The two roots of the equation is written as $x_1=-\frac{9}{5}-u and x_2=-\frac{9}{5}+u$

Using the idea of product of $-\frac{8}{5}$, we have $\left(-\frac{9}{5}-u\right)\left(-\frac{9}{5}+u\right)=-\frac{8}{5}$

Solving for $u$ yields $\pm \frac{11}{5}$. Use either $u=-\frac{11}{5} or u=\frac{11}{5}$

$x_1=-\frac{9}{5}-\frac{11}{5}=-4$

$x_2=-\frac{9}{5}+\frac{11}{5}=\frac{2}{5}$

Solved Examples (Completing the Square and Quadratic Formula)

Example 1. Solve the equation $x^2-4x-96=0$ using completing the square or quadratic formula.

Solution 1. Using Completing the Square

Rewrite the equation as $x^2-4x=96$.

Divide the coefficient of the linear term by 2 and square the result. The number obtained must be added to both sides of the equation. 

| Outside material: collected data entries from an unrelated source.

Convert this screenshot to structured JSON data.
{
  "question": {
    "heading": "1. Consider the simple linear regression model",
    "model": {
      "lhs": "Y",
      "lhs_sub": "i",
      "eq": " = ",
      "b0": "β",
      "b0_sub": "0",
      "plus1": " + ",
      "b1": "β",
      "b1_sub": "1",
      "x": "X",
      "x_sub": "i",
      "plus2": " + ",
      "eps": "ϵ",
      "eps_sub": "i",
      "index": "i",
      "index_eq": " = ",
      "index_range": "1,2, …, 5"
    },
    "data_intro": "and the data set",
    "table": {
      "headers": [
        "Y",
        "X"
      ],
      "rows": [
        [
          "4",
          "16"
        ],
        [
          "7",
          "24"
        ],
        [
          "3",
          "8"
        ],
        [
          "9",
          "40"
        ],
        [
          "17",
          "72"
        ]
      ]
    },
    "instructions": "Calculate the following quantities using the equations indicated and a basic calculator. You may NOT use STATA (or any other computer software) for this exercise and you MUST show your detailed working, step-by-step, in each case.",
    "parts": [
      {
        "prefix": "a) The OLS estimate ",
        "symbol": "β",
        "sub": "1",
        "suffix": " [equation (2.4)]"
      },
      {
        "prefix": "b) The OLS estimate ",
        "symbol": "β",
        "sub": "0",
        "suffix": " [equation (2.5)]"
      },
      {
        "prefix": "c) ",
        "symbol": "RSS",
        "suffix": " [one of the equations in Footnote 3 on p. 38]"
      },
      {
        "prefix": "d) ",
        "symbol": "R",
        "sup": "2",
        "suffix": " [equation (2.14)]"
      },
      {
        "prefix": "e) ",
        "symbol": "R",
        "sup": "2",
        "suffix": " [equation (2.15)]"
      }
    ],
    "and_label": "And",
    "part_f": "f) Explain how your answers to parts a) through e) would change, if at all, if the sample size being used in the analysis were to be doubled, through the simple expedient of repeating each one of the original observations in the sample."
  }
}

$\frac{4}{2}=2\to {\left(2\right)}^2=4$

$x^2-4x+4=96+4$

${\left(x-2\right)}^2=100$

$\sqrt{{\left(x-2\right)}^2}=\sqrt{100}$

$x-2=\pm 10$

Thus, the solutions are $x=12 or x=-8$

 

Solution 2. Using the Quadratic Formula

Use the formula $x=\frac{-b\pm \sqrt{b^2-4ac}}{2a}$. By direct substitution of $a=1, b=-4, and c=-96$, we have:

$x=\frac{4\pm \sqrt{{\left(-4\right)}^2-4\left(1\right)\left(-96\right)}}{2}\to x=\frac{4\pm 20}{2}$

The roots are $x=-8 or x=12$

Cheat Sheet

• Use the discriminant $D=b^2-4ac$ to determine the nature of the roots of a quadratic equation.
• If $b^2-4ac>0$ and not a perfect square, then there are two real, irrational roots.
• If $b^2-4ac>0$ and a perfect square, then there are two unequal real rational roots.
• If $b^2-4ac=0$, then there is only one real and rational root.
• if $b^2-4ac<0$, there are no real roots.
• To formulate a quadratic equation with the given roots $x_1 and x_2$, use the model $x-\left(x_1+x_2\right)x+\left(x_1\right)\left(x_2\right)=0$.

Blunder Areas

• Completing the Square, Quadratic Formula, and Po-Shen Loh Method are applicable for quadratic equations having trinomials either factorable or non-factorable.
• Always be mindful of the signs when solving for the roots of the quadratic equation. 
• When $x^2+3x+2=0$ is written as $\left(x+2\right)\left(x+1\right)=0$, it is a common mistake to write the roots as $x=2 or x=1$. The roots must be $x=-2 or x=-1$.
• If you are asked to write the solution or roots of a quadratic equation, then use the term "or" instead of "and." For instance, we have: $x=-2 or x=-1$. It is incorrect to write it as $x=-2 and x=-1$.
• If you are asked to write the solution set of a quadratic equation, then write it as $\left\{x_1, x_2\right\}$.
• Be careful in dealing with signs of the coefficients of $a{x}^2+bx+c=0$ when using the quadratic formula.